The New Yorker today details the struggle of the families of five U.S. hostages who are working together to find their loved ones and bring them home, having lost faith in the U.S. government to handle it.
While they were reminded that the U.S. government does not negotiate with terrorists for hostage release, they were startled after President Obama announced the Bowe Bergdahl swap in May 2014:
Some of the families felt deceived—they’d just been told that ransoms and prisoner exchanges were out of bounds. They were also alarmed by the public furor that followed the Bergdahl swap. It seemed certain to make the captors more intransigent and the U.S. government even less willing to act on the families’ behalf.
Obama stood behind his decision – even as details of Berghdal’s disappearance indicated that he was a willing deserter.
Obama has faced criticism after failing to rescue American hostages James Foley, Steven Sotloff and Peter Kassig – who were all beheaded by Islamic State terrorists.
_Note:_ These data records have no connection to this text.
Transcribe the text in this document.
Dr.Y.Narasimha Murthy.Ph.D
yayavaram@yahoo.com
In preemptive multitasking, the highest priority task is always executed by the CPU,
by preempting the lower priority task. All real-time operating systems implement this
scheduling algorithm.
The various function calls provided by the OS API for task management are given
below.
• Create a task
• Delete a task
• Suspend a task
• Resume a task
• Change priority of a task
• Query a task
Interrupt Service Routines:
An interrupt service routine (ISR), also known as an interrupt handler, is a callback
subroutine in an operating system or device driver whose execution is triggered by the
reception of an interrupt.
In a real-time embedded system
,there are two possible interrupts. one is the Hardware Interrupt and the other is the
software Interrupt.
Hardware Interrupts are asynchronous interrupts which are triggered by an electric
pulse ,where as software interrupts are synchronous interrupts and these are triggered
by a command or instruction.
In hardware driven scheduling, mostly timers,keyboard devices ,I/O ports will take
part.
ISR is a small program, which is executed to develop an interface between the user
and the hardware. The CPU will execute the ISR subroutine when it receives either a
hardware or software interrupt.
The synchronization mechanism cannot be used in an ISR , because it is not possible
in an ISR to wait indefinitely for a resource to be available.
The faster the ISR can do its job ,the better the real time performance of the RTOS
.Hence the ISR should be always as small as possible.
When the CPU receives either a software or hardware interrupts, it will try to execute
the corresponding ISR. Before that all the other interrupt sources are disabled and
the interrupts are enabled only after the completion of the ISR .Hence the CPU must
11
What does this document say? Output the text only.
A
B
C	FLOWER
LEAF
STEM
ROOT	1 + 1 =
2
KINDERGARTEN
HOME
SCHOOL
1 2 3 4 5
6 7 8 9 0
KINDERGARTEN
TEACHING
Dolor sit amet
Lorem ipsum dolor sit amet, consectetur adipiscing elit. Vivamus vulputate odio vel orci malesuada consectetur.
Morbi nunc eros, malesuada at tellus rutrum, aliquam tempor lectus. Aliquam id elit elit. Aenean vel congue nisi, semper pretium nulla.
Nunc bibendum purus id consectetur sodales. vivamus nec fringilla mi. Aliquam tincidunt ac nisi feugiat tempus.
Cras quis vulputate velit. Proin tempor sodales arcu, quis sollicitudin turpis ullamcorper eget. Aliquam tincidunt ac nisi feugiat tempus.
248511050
Three other Americans, Luke Somers, Kayla Mueller, and Warren Weinstein were killed while in terrorist custody.
Later this afternoon, Obama is expected to meet with some of the families of the slain hostages and announce his new policy that would allow families to privately pay ransoms to terrorists to recover their loved ones.
According to Foreign Policy, only 24 of the 82 families that the administration contacted chose to participate in the hostage review.